US 11,900,169 B1
Inference flow orchestration service
Anand Dhandhania, Seattle, WA (US); and Thomas Loockx, Issaquah, WA (US)
Assigned to Amazon Technologies, Inc., Seattle, WA (US)
Filed by Amazon Technologies, Inc., Seattle, WA (US)
Filed on Apr. 14, 2021, as Appl. No. 17/230,784.
Int. Cl. G06F 9/46 (2006.01); G06F 9/50 (2006.01); G06F 16/901 (2019.01); G06N 20/00 (2019.01)

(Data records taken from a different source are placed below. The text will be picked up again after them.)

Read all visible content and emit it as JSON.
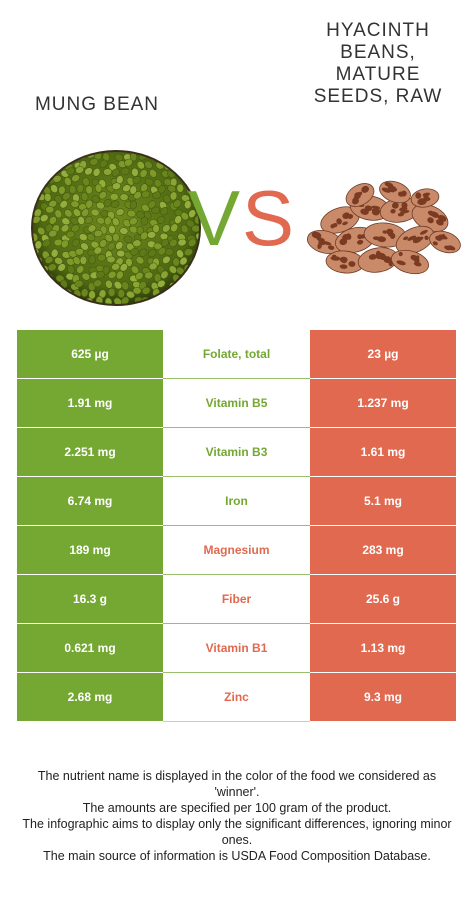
{
  "left_food": {
    "name": "MUNG BEAN",
    "color": "#74a832"
  },
  "right_food": {
    "name": "HYACINTH\nBEANS,\nMATURE\nSEEDS, RAW",
    "color": "#e1694f"
  },
  "vs": {
    "v": "V",
    "s": "S"
  },
  "nutrients": [
    {
      "name": "Folate, total",
      "left": "625 µg",
      "right": "23 µg",
      "winner": "left"
    },
    {
      "name": "Vitamin B5",
      "left": "1.91 mg",
      "right": "1.237 mg",
      "winner": "left"
    },
    {
      "name": "Vitamin B3",
      "left": "2.251 mg",
      "right": "1.61 mg",
      "winner": "left"
    },
    {
      "name": "Iron",
      "left": "6.74 mg",
      "right": "5.1 mg",
      "winner": "left"
    },
    {
      "name": "Magnesium",
      "left": "189 mg",
      "right": "283 mg",
      "winner": "right"
    },
    {
      "name": "Fiber",
      "left": "16.3 g",
      "right": "25.6 g",
      "winner": "right"
    },
    {
      "name": "Vitamin B1",
      "left": "0.621 mg",
      "right": "1.13 mg",
      "winner": "right"
    },
    {
      "name": "Zinc",
      "left": "2.68 mg",
      "right": "9.3 mg",
      "winner": "right"
    }
  ],
  "footer": [
    "The nutrient name is displayed in the color of the food we considered as 'winner'.",
    "The amounts are specified per 100 gram of the product.",
    "The infographic aims to display only the significant differences, ignoring minor ones.",
    "The main source of information is USDA Food Composition Database."
  ]
}
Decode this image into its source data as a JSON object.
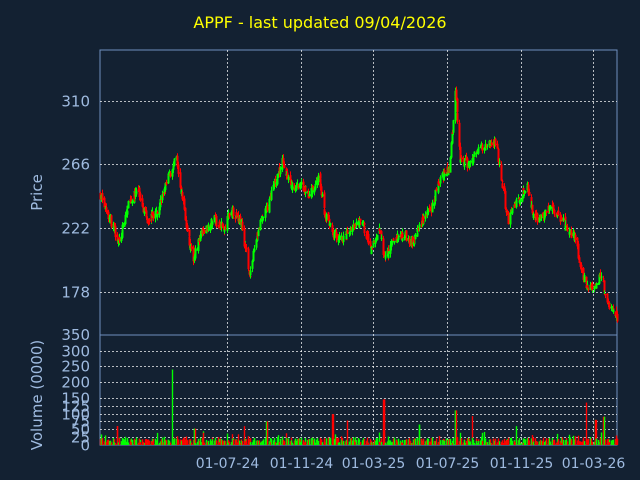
{
  "colors": {
    "background": "#132132",
    "up": "#00ff00",
    "down": "#ff0000",
    "grid": "#ffffff",
    "axis": "#6f90bf",
    "tick_text": "#9fbbe0",
    "title": "#ffff00"
  },
  "chart_data": [
    {
      "type": "candlestick",
      "title": "APPF - last updated 09/04/2026",
      "xlabel": "",
      "ylabel": "Price",
      "grid": true,
      "ylim": [
        148,
        345
      ],
      "yticks": [
        178,
        222,
        266,
        310
      ],
      "xtick_labels": [
        "01-07-24",
        "01-11-24",
        "01-03-25",
        "01-07-25",
        "01-11-25",
        "01-03-26"
      ],
      "x_range": [
        "2023-12-04",
        "2026-04-09"
      ],
      "close_trajectory": [
        [
          "2023-12-04",
          245
        ],
        [
          "2023-12-20",
          228
        ],
        [
          "2024-01-05",
          212
        ],
        [
          "2024-01-20",
          240
        ],
        [
          "2024-02-05",
          248
        ],
        [
          "2024-02-20",
          228
        ],
        [
          "2024-03-08",
          234
        ],
        [
          "2024-03-25",
          256
        ],
        [
          "2024-04-08",
          270
        ],
        [
          "2024-04-20",
          238
        ],
        [
          "2024-05-05",
          200
        ],
        [
          "2024-05-20",
          218
        ],
        [
          "2024-06-10",
          228
        ],
        [
          "2024-06-25",
          222
        ],
        [
          "2024-07-10",
          234
        ],
        [
          "2024-07-25",
          225
        ],
        [
          "2024-08-08",
          190
        ],
        [
          "2024-08-20",
          218
        ],
        [
          "2024-09-05",
          236
        ],
        [
          "2024-09-20",
          256
        ],
        [
          "2024-10-01",
          268
        ],
        [
          "2024-10-15",
          250
        ],
        [
          "2024-11-01",
          252
        ],
        [
          "2024-11-15",
          245
        ],
        [
          "2024-12-01",
          258
        ],
        [
          "2024-12-10",
          232
        ],
        [
          "2024-12-25",
          218
        ],
        [
          "2025-01-10",
          215
        ],
        [
          "2025-01-25",
          222
        ],
        [
          "2025-02-10",
          226
        ],
        [
          "2025-02-25",
          208
        ],
        [
          "2025-03-10",
          222
        ],
        [
          "2025-03-20",
          200
        ],
        [
          "2025-04-05",
          215
        ],
        [
          "2025-04-20",
          218
        ],
        [
          "2025-05-05",
          212
        ],
        [
          "2025-05-20",
          228
        ],
        [
          "2025-06-05",
          235
        ],
        [
          "2025-06-20",
          258
        ],
        [
          "2025-07-05",
          262
        ],
        [
          "2025-07-15",
          318
        ],
        [
          "2025-07-22",
          270
        ],
        [
          "2025-08-05",
          266
        ],
        [
          "2025-08-20",
          276
        ],
        [
          "2025-09-05",
          280
        ],
        [
          "2025-09-20",
          282
        ],
        [
          "2025-10-01",
          250
        ],
        [
          "2025-10-10",
          228
        ],
        [
          "2025-10-25",
          240
        ],
        [
          "2025-11-10",
          252
        ],
        [
          "2025-11-20",
          232
        ],
        [
          "2025-12-01",
          228
        ],
        [
          "2025-12-15",
          235
        ],
        [
          "2026-01-01",
          232
        ],
        [
          "2026-01-15",
          222
        ],
        [
          "2026-02-01",
          214
        ],
        [
          "2026-02-05",
          196
        ],
        [
          "2026-02-20",
          180
        ],
        [
          "2026-03-05",
          180
        ],
        [
          "2026-03-12",
          190
        ],
        [
          "2026-03-25",
          170
        ],
        [
          "2026-04-09",
          160
        ]
      ]
    },
    {
      "type": "bar",
      "title": "",
      "xlabel": "",
      "ylabel": "Volume (0000)",
      "grid": true,
      "ylim": [
        0,
        350
      ],
      "yticks": [
        0,
        25,
        50,
        75,
        100,
        125,
        150,
        200,
        250,
        300
      ],
      "spikes": [
        [
          "2024-01-01",
          60
        ],
        [
          "2024-03-31",
          240
        ],
        [
          "2024-05-08",
          52
        ],
        [
          "2024-07-28",
          60
        ],
        [
          "2024-09-05",
          75
        ],
        [
          "2024-12-23",
          98
        ],
        [
          "2025-01-18",
          78
        ],
        [
          "2025-03-18",
          145
        ],
        [
          "2025-05-16",
          65
        ],
        [
          "2025-07-15",
          110
        ],
        [
          "2025-08-10",
          92
        ],
        [
          "2025-10-25",
          60
        ],
        [
          "2026-02-15",
          135
        ],
        [
          "2026-03-04",
          80
        ],
        [
          "2026-03-18",
          90
        ]
      ]
    }
  ]
}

CPC G06F 9/505 (2013.01) [G06F 16/9024 (2019.01); G06N 20/00 (2019.01)] 20 Claims
OG exemplary drawing
 
1. A system, comprising:
one or more computing devices;
wherein the one or more computing devices include instructions that upon execution on or across the one or more computing devices cause the one or more computing devices to:
obtain, via one or more programmatic interfaces, respective descriptors of a plurality of machine learning tasks to be run to respond to a content analysis request of a first type, wherein individual ones of the respective descriptors indicate (a) program code of a machine learning task, (b) one or more metrics to be collected with respect to the machine learning task, (c) one or more categories of runtime environments for executing the machine learning task, and (d) one or more retry criteria for the machine learning task;
store a graph representation of the plurality of machine learning tasks, wherein the graph comprises a plurality of nodes and a plurality of edges, wherein a first node of the plurality of nodes represents a first machine learning task, wherein a second node of the plurality of nodes represents a second machine learning task, and wherein an edge linking the first node to the second node indicates that an output data type of the first node is compatible with an input data type of the second node;
in response to determining that a particular content analysis request of the first type has been received,
cause an orchestrator comprising one or more threads of execution to: (a) obtain a respective result from individual ones of the plurality of machine learning tasks, wherein a particular runtime environment at which an individual machine learning task is executed belongs to a category of the one or more categories indicated in the descriptor of the individual machine learning task, (b) in response to determining that a result of a particular machine learning task of the plurality of machine learning tasks satisfies a retry criterion indicated in the descriptor of the particular machine learning task, cause the particular machine learning task to be re-executed, (c) identify one or more machine learning tasks to which a result of the particular machine learning task is to be provided as input, (d) transmit the result of the particular machine learning task as input to individual ones of the one or more machine learning tasks, and (e) cause a response to the particular content analysis request to be transmitted to one or more destinations, wherein the response comprises results of at least some machine learning tasks of the plurality of machine learning tasks; and
cause to be presented, via the one or more programmatic interfaces, (a) a visual representation of the graph, indicating respective categories of runtime environments utilized for individual ones of the plurality of machine learning tasks, (b) one or more metrics indicated in the descriptors of individual ones of the plurality of machine learning tasks and (c) one or more retry statistics indicative of a number of re-executions of individual ones of the machine learning tasks in accordance with respective retry criteria.